La tribuna

Luis Gómez Jacinto

La pasión del miedo

LA víspera de Halloween, el 30 de octubre de 1938, la adaptación radiofónica de Orson Welles del clásico de ciencia ficción La guerra de los mundos provocó el pánico de una audiencia que creyó firmemente que los marcianos estaban invadiendo la tierra. La histeria colectiva se desencadenó durante una emisión radiofónica que muchos dieron como cierta y que se cita a menudo como ejemplo de la poderosa influencia de los medios de comunicación de masas. Seguramente que hay factores históricos para explicar una reacción tan extrema, pero un evento como éste refleja sobre todo la afición de los seres humanos a creer en cosas que son manifiestamente falsas.

La avidez por la ficción es algo que define al ser humano desde que aprende a hablar. Apenas si articulan las primeras palabras cuando los niños de las más diversas culturas se dejan arrastrar por las maléficas fantasías de los cuentos de hadas. Poco importa que en ellos se narren las más aterradoras e increíbles historias; cuanto más lo son más entusiasman a los pequeños. Y a los mayores. Nada como la voz trémula del anciano al calor del fuego; como el relato de las cosas terribles que le han pasado, difíciles de creer pero que espeluznan el vello de los más incrédulos. Algo más allá de toda lógica nos recorre la espalda como un escalofrío y es inevitable mirar hacia atrás, deseando que sólo haya oscuridad, y ella misma nos llena de miedo. Decía Lovecraft que el miedo es la más antigua emoción de la humanidad y la clase más poderosa de miedo es el temor a lo desconocido.

El miedo a lo desconocido y la cercanía de la fiesta de las brujas en la que transcurrió la emisión radiofónica de Orson Welles fueron un perfecto marco sociocultural para entregarse a la creencia de la invasión marciana. Al fin y al cabo, según la tradición anglosajona, en esa noche los espíritus escapan de los cementerios e invaden el mundo de los vivos para arrebatarles el cuerpo y poder resucitar. Éstos deben decorar sus casas con calaveras, huesos y cosas desagradables para que los muertos, asustados, pasen de largo. La cristianización de la tradición celta de Halloween, el Día de Difuntos, tiene también como objetivo el que las almas de los muertos pasen de largo del mundo de los vivos e ingresen en el reino de los cielos.

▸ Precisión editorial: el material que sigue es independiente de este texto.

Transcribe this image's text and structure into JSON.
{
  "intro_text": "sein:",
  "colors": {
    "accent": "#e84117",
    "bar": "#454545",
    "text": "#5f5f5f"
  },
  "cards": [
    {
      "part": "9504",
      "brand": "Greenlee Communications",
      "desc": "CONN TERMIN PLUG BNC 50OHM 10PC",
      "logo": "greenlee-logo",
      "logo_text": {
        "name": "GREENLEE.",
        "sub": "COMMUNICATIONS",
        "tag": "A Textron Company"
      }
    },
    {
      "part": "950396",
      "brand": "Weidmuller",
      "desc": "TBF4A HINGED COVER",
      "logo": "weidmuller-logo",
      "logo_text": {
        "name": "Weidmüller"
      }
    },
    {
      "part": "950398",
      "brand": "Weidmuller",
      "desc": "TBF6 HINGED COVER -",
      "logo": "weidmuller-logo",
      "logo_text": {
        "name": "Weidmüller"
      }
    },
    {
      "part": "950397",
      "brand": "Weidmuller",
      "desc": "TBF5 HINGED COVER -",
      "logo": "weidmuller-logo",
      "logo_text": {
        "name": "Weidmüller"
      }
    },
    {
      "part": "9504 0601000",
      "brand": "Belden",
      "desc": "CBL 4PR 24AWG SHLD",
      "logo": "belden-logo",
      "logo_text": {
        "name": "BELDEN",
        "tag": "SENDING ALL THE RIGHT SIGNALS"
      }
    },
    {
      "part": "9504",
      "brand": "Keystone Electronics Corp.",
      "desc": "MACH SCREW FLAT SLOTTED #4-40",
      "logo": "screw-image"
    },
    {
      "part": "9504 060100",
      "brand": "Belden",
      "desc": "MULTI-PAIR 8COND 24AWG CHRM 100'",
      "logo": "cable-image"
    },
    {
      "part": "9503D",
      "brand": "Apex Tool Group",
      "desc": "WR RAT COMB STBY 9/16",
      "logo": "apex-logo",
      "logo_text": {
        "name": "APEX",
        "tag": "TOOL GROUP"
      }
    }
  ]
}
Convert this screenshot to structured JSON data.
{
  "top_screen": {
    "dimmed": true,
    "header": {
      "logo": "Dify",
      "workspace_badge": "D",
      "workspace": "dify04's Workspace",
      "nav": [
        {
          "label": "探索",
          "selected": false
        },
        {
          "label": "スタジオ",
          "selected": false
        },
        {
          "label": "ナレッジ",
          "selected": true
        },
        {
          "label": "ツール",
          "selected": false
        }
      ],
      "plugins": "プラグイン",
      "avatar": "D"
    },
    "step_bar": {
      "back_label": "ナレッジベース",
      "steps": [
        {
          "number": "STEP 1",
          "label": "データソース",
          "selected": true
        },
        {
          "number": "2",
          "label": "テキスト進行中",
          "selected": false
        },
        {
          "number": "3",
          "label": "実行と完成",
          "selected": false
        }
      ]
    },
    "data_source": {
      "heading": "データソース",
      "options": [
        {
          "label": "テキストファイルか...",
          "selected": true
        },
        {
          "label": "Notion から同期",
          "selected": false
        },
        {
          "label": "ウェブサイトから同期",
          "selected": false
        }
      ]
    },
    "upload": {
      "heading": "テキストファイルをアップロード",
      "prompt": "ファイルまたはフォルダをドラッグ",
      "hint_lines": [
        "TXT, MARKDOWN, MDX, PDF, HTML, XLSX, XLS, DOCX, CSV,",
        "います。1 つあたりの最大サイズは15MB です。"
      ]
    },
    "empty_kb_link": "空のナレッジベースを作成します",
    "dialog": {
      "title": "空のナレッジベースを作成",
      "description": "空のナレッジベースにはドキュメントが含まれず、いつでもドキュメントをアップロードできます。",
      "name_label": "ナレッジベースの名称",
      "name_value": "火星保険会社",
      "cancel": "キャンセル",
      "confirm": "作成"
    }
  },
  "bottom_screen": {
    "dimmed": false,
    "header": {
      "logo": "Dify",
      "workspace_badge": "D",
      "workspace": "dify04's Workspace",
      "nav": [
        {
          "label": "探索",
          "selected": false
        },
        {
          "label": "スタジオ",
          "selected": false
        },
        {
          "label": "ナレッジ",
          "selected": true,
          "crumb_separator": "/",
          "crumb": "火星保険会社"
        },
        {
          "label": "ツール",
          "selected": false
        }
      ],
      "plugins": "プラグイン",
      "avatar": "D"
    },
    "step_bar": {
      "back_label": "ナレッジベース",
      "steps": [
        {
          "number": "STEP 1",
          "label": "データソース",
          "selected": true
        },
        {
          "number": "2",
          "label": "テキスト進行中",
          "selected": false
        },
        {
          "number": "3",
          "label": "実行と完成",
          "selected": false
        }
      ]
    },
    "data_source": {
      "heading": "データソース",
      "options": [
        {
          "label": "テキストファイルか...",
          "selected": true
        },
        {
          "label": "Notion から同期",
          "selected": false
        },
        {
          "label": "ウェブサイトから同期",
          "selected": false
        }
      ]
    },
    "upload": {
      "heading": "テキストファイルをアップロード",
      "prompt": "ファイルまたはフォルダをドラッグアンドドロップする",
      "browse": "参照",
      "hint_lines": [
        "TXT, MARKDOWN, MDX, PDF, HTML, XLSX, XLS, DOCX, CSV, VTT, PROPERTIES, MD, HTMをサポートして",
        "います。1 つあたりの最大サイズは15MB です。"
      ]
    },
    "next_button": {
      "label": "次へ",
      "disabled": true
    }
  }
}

Desde los tiempos más remotos y desde los lugares más recónditos nos llegan ejemplos de la capacidad humana para tener creencias sobrenaturales opuestas al conocimiento científico que tenemos del mundo. La habilidad para generar respuestas emocionales ante las fantasías y la posesión del lenguaje, que nos permite la transmisión de las emociones en forma narrativa, son claves para el desarrollo de esta paradójica tendencia universal. Quizás el mejor ejemplo de esta paradoja nos la proporciona el país con mayor desarrollo científico y tecnológico del mundo. En Estados Unidos cerca del 90 por ciento de la población cree en la vida después de la muerte. Para ellos, como para las personas de una gran variedad de culturas, la muerte es sólo una transición que desliga el yo espiritual del cuerpo.

En España, según una encuesta del Centro de Investigaciones Sociológicas, la mayoría de las personas creen con más o menos seguridad en el cielo, el infierno, los ángeles, el diablo, el purgatorio y las apariciones. Sólo un escaso 37 por ciento de los españoles descarta la vida después de la muerte. A pesar de ello, seguro que algunos de estos incrédulos forman parte de los más de cuatro millones de espectadores que se han dejado inquietar por El orfanato, la película más taquillera del año que termina, con una recaudación superior a los 23 millones de euros; superando a producciones norteamericanas como Piratas del Caribe. La película protagonizada por Belén Rueda se sitúa en segundo lugar en el ranking de las producciones españolas más exitosas, por detrás de Los otros, curiosamente, otra película de fantasmas protagonizada también por una mujer, unos niños y una casa decimonónica.

Parece que esta mezcla nos produce un terrorífico y paradójico deleite. Las ficciones que en estas películas se muestran sabemos que no son reales, pero llegan a perturbar nuestro estado emocional como si lo fueran. Nos llena de perplejidad comprobar cómo puede aterrarnos lo que sabemos que no existe. Pero, al menos durante las dos horas que dura la proyección, nos dejamos llevar, o, como diría John Aikin, nos demoramos en los objetos de puro terror, y nuestros sentimientos morales no se ven afectados en lo más mínimo y ninguna pasión parece excitarse salvo la depresiva pasión del miedo.